Le groupe LVMH de Bernard Arnault va devenir entièrement propriétaire du magazine économique « Challenges » et des revues « Sciences et Avenir » et « La Recherche ». Les salariés craignent de voir leur indépendance s’envoler.
Bernard Arnault, le nouveau milliardaire croquemitaine des médias, s’apprête à engloutir le magazine économique Challenges ainsi que les revues Sciences et Avenir et La Recherche. En 2020, il était déjà entré au capital de ces médias à hauteur de 40 %. D’ici la fin de l’année, il deviendra l’actionnaire majoritaire de ces trois titres car Claude Perdriel, le patron actuel, souhaite passer la main.
« Claude Perdriel a 99 ans et commence à sentir les effets de l’âge. Il a décidé de vendre l’ensemble des titres à Bernard Arnault, qui n’attendait que cela. C’est surtout “Challenges” qui l’intéressait, car cela fait quelques années qu’il était chatouillé par le numéro du classement des personnalités les plus riches. Il n’aime pas voir sa tête en couverture », rapporte Florence Leroy, journaliste chez Sciences et Avenir et membre du comité social et économique des éditions Croque Futur, qui chapeautent les trois médias.
Défense de « l’économie libérale » et du « monde de l’entreprise »
Cette situation inquiète les salariés. Dans un communiqué publié le 29 octobre, les sociétés des journalistes dénoncent « une forme de brutalisation » de leur futur patron.

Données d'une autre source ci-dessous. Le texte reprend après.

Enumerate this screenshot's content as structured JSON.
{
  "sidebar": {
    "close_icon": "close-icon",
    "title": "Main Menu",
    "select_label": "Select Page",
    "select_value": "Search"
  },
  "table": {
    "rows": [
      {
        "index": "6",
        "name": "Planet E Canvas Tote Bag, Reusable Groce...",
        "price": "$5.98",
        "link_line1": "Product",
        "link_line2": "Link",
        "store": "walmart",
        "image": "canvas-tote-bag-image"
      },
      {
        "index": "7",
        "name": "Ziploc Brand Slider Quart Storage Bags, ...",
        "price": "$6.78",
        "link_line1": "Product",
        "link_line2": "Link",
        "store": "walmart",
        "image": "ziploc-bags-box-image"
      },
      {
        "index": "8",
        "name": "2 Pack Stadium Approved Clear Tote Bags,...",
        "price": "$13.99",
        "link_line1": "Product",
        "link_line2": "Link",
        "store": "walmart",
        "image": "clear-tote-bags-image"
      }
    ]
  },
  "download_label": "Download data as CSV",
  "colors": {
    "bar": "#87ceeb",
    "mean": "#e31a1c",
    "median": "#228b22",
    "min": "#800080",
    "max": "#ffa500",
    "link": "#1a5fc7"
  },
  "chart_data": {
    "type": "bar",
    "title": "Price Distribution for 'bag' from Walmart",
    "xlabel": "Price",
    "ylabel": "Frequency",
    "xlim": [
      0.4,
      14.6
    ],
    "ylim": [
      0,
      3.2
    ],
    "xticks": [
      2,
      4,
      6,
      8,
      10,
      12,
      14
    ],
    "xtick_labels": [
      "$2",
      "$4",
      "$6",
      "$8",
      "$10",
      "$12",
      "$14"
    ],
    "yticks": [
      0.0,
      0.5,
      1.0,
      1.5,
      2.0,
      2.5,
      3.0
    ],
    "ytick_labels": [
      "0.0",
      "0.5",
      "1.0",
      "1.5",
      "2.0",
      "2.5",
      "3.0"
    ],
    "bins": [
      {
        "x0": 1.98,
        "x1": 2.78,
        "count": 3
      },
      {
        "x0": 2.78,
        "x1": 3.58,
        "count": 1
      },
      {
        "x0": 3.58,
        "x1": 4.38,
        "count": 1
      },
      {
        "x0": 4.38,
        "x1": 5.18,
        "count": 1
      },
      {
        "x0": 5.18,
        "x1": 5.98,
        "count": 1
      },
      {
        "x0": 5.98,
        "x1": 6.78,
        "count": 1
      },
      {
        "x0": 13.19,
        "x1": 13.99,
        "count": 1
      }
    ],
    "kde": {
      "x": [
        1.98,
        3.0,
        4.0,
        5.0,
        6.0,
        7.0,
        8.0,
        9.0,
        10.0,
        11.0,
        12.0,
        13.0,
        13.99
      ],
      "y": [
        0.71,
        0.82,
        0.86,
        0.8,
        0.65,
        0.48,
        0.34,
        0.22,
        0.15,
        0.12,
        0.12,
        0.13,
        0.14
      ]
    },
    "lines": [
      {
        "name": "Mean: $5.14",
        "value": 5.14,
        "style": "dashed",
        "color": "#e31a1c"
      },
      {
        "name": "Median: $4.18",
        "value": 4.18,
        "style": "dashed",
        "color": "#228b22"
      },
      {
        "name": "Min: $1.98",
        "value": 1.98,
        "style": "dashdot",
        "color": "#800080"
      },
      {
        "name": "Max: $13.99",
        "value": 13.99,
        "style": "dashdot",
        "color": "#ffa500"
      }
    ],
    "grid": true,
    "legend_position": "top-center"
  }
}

En cause, les méthodes de Nicolas Beytout, actuel directeur de L’Opinion et dépêché comme négociateur dans cette affaire. Durant la réunion avec les représentants du personnel, il a été « cassant et même parfois méprisant », rapporte Florence Leroy. Il a clairement énoncé qu’il ne respecterait pas la charte du magazine adoptée en 2013 qui acte une ligne éditoriale tournée vers « l’économie sociale de marché, avec ses corolaires — la défense d’une économie ouverte, humaniste et de progrès ». (...)
Risque de censure
Challenges va devoir défendre « l’économie libérale » et « le monde de l’entreprise », a assuré Nicolas Beytout, selon le communiqué des journalistes. « C’est le mot “social” qui coince. On risque de devenir un outil de propagande au service du grand patronat et des intérêts du groupe de luxe. Alors qu’aujourd’hui, nous sommes dans un média non partisan qui respecte le pluralisme des opinions, dans lequel on donne la parole à tout le monde », poursuit Delphine Déchaux.
Dans son communiqué, les sociétés des journalistes (SDJ) interprètent cette démarche comme « une volonté de reprise en main idéologique de la rédaction par le futur acquéreur, en violation de sa charte ». « Il y a un risque de censure de tout ce qui déplaît », redoute Delphine Déchaux. (...)
Ingérences éditoriales
Pourtant, Bernard Arnault adore se mêler de la ligne éditoriale des journaux dont il est propriétaire. Le 21 mars, le directeur de la rédaction des Échos avait été limogé pour avoir publié des articles ayant déplu au milliardaire. La société des journalistes du quotidien s’était indignée de « cette éviction brutale » et avait lancé une grève des journalistes.
En septembre 2024, le milliardaire avait personnellement envoyé une liste de sept médias à qui les journalistes de ses différents groupes avaient « interdiction absolue de parler », comme le révélait La Lettre. Ses cibles : des titres indépendants ou d’investigation comme Mediapart ou Le Canard enchaîné. (...)
Lorsqu’il sera pleinement propriétaire de Challenges, Bernard Arnault possédera une grande partie des titres économiques de notre pays : des Échos en passant par Investir, La Lettre de l’expansion et L’Agence économique et financière. Capital et La Tribune lui échapperont encore. C’est qu’ils appartiennent déjà à d’autres milliardaires : Vincent Bolloré pour le premier et Rodolphe Saadé pour le second.